Vulnerbilities of Interconnection

You also have the problem of cascading failures. Just because there
are redundant paths and alternate peering locations does not mean
those facilites have the bandwidth to handle all the redirected
traffic. If A gets swamped you go to B if the redrected traffic is to
much for B then you go to C and so on - each time the amount of
traffic increases and the avialble bandwidth decreases. According to
the analysis I've seen and run on the the Baltimore incident this is
the jest of how a few cut lines rippled across the Internet. I would
think Alex's scenario would have a bigger impact than that incident.


For some reason, I guess since Baltimore is near Washington DC, this
incident seems to have captured the imagination of folks in Washington DC.
Although some brand-name providers were impacted by this incident, it had
minimal impact on other providers. Essentially every major Internet
exchange point has failed at one time or another. In the past, there has
been simultaneous failures in at least three different locations.
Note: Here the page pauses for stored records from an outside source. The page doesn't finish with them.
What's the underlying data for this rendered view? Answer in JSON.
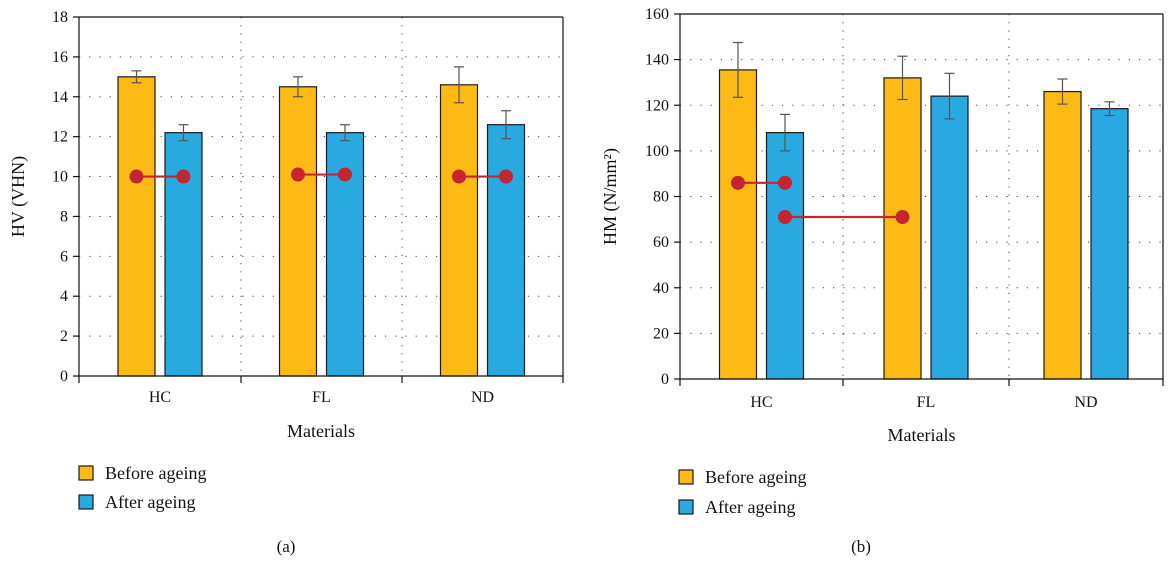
{
  "colors": {
    "before": "#FDBA15",
    "after": "#28A9E0",
    "connector": "#C62430",
    "bar_edge": "#1a1a1a",
    "grid": "#444444"
  },
  "legend": {
    "before": "Before ageing",
    "after": "After ageing"
  },
  "chart_data": [
    {
      "type": "bar",
      "caption": "(a)",
      "categories": [
        "HC",
        "FL",
        "ND"
      ],
      "xlabel": "Materials",
      "ylabel": "HV (VHN)",
      "ylim": [
        0,
        18
      ],
      "yticks": [
        0,
        2,
        4,
        6,
        8,
        10,
        12,
        14,
        16,
        18
      ],
      "grid": true,
      "legend_position": "bottom-left",
      "series": [
        {
          "name": "Before ageing",
          "values": [
            15.0,
            14.5,
            14.6
          ],
          "errors": [
            0.3,
            0.5,
            0.9
          ]
        },
        {
          "name": "After ageing",
          "values": [
            12.2,
            12.2,
            12.6
          ],
          "errors": [
            0.4,
            0.4,
            0.7
          ]
        }
      ],
      "connectors": [
        {
          "from": [
            0,
            0
          ],
          "to": [
            0,
            1
          ],
          "y": 10.0
        },
        {
          "from": [
            1,
            0
          ],
          "to": [
            1,
            1
          ],
          "y": 10.1
        },
        {
          "from": [
            2,
            0
          ],
          "to": [
            2,
            1
          ],
          "y": 10.0
        }
      ]
    },
    {
      "type": "bar",
      "caption": "(b)",
      "categories": [
        "HC",
        "FL",
        "ND"
      ],
      "xlabel": "Materials",
      "ylabel": "HM (N/mm²)",
      "ylim": [
        0,
        160
      ],
      "yticks": [
        0,
        20,
        40,
        60,
        80,
        100,
        120,
        140,
        160
      ],
      "grid": true,
      "legend_position": "bottom-left",
      "series": [
        {
          "name": "Before ageing",
          "values": [
            135.5,
            132.0,
            126.0
          ],
          "errors": [
            12.0,
            9.5,
            5.5
          ]
        },
        {
          "name": "After ageing",
          "values": [
            108.0,
            124.0,
            118.5
          ],
          "errors": [
            8.0,
            10.0,
            3.0
          ]
        }
      ],
      "connectors": [
        {
          "from": [
            0,
            0
          ],
          "to": [
            0,
            1
          ],
          "y": 86
        },
        {
          "from": [
            0,
            1
          ],
          "to": [
            1,
            0
          ],
          "y": 71
        }
      ]
    }
  ]
}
The problem with your analysis is that's not what happens on the Internet.

One of the current issues of Internet traffic engineering is traffic
doesn't roll over to alternate paths B or C when the primary path A
is congested. This is a traditional design in the switched telephone
network, but not common in the Internet. Internet traffic tends to
follow the "best" available route.

Unlike phone calls, TCP traffic doesn't occur in fixed bandwidth
increments. TCP traffic, 90% of Internet traffic, is elastic. By design,
TCP adjusts the traffic rate to keep the bottleneck congested. As the
bottleneck moves, traffic reacts by increasing or decreasing the rate to
match the available capacity. This feedback occurs independently of what
is happening on nearby traffic paths. Even if there is available
capacity on elsewhere, the current Internet design is not very good at
using it. Some people view this as an inefficient use of available
capacity, other people view it as a self-protective mechanism.

In today's Internet, the type of cascading failure you postulated probably
won't happen. The design goal of the Internet is not to keep every part
of the network operating under every condition, but failures in part of
the network should not disrupt other parts of the network.
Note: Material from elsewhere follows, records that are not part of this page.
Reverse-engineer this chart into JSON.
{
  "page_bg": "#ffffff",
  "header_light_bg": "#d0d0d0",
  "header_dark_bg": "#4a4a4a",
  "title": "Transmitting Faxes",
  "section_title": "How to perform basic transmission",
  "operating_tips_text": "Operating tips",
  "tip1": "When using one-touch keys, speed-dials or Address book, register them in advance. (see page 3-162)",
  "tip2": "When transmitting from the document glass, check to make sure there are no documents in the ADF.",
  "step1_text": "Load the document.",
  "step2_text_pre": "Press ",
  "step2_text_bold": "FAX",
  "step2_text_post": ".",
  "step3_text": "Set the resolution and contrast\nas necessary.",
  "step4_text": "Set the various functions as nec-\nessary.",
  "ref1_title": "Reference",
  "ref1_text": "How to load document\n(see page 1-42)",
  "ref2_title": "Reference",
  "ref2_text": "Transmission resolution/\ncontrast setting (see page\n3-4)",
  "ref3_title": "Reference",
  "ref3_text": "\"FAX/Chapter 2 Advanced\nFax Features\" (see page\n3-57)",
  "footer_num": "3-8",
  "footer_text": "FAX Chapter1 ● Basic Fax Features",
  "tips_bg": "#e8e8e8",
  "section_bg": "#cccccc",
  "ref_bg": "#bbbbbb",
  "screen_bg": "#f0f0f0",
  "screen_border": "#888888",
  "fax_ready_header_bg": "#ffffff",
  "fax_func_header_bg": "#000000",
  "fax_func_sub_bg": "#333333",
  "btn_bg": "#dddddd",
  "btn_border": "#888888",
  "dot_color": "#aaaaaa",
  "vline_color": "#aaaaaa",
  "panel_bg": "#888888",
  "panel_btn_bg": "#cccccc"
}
That's why during the Baltimore train tunnel you saw some providers with
severe problems in parts of their network, but other providers didn't
experience any slowdowns in their networks. I wouldn't be surprised if
a few people even experienced an improvement in their traffic that day.

There are vendors trying to sell systems which will "steer" traffic
through alternate paths seeking to avoid congestion. In addition there
are things like IEPREP which are seeking to bypass the congestion feedback
controls for selected traffic. It is unclear to me what impact these
will have on Internet traffic during a crisis. It is possible these
improvements will in fact make the Internet more brittle.